Things get a little angsty with “Used to Be.” The song is a slower ballad with some interesting harmonies and nice falsetto notes. The lyrics are nothing special, but they do the job. “Every Single Time” brings back the reggae-inspired beat for a break-up song. The falsetto starts to feel like a little too much on “Trust.” While it works well on the harmonies, in the chorus when the falsetto takes the main stage, I’m not particularly fond of the sound, but then again, that might just be personal preference. “Don’t Throw it Away” sits somewhere between angst and love. It’s not a break up song, exactly, but it is hopeful and sad at the same time as the subject asks his lover to take some more time to think about it before ending the relationship. The harmonies on the chorus stand out among other songs.
“Rollercoaster” is a nostalgic song about the band’s early days.
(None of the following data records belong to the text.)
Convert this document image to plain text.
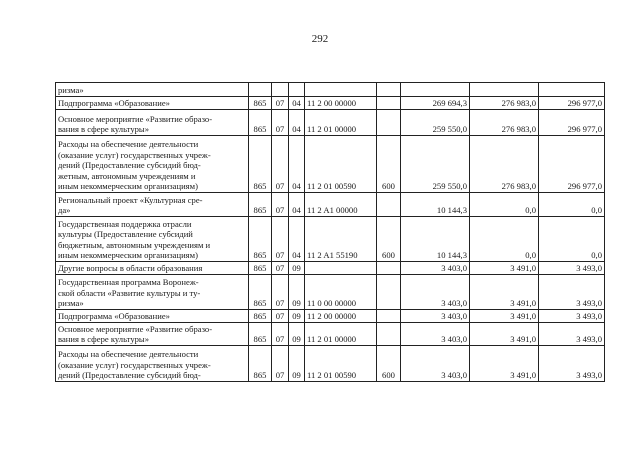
292
ризма»								
Подпрограмма «Образование»	865	07	04	11 2 00 00000		269 694,3	276 983,0	296 977,0
Основное мероприятие «Развитие образо-
вания в сфере культуры»	865	07	04	11 2 01 00000		259 550,0	276 983,0	296 977,0
Расходы на обеспечение деятельности
(оказание услуг) государственных учреж-
дений (Предоставление субсидий бюд-
жетным, автономным учреждениям и
иным некоммерческим организациям)	865	07	04	11 2 01 00590	600	259 550,0	276 983,0	296 977,0
Региональный проект «Культурная сре-
да»	865	07	04	11 2 A1 00000		10 144,3	0,0	0,0
Государственная поддержка отрасли
культуры (Предоставление субсидий
бюджетным, автономным учреждениям и
иным некоммерческим организациям)	865	07	04	11 2 A1 55190	600	10 144,3	0,0	0,0
Другие вопросы в области образования	865	07	09			3 403,0	3 491,0	3 493,0
Государственная программа Воронеж-
ской области «Развитие культуры и ту-
ризма»	865	07	09	11 0 00 00000		3 403,0	3 491,0	3 493,0
Подпрограмма «Образование»	865	07	09	11 2 00 00000		3 403,0	3 491,0	3 493,0
Основное мероприятие «Развитие образо-
вания в сфере культуры»	865	07	09	11 2 01 00000		3 403,0	3 491,0	3 493,0
Расходы на обеспечение деятельности
(оказание услуг) государственных учреж-
дений (Предоставление субсидий бюд-	865	07	09	11 2 01 00590	600	3 403,0	3 491,0	3 493,0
This song contains another reference to the album title near the beginning. The melody on the chorus sounds a little bluegrass-y, especially in the context of the rhythms on the first half of the chorus. However, the rest of the song, the vocal style, and the harmonies are a solid reminder that this is, indeed, still a pop song. The lyrics establish a solid, if relatively straightforward, metaphor. It’s a great song to put near the end of the album, invoking nostalgia for anyone who was a fan of the band before they broke up and came back.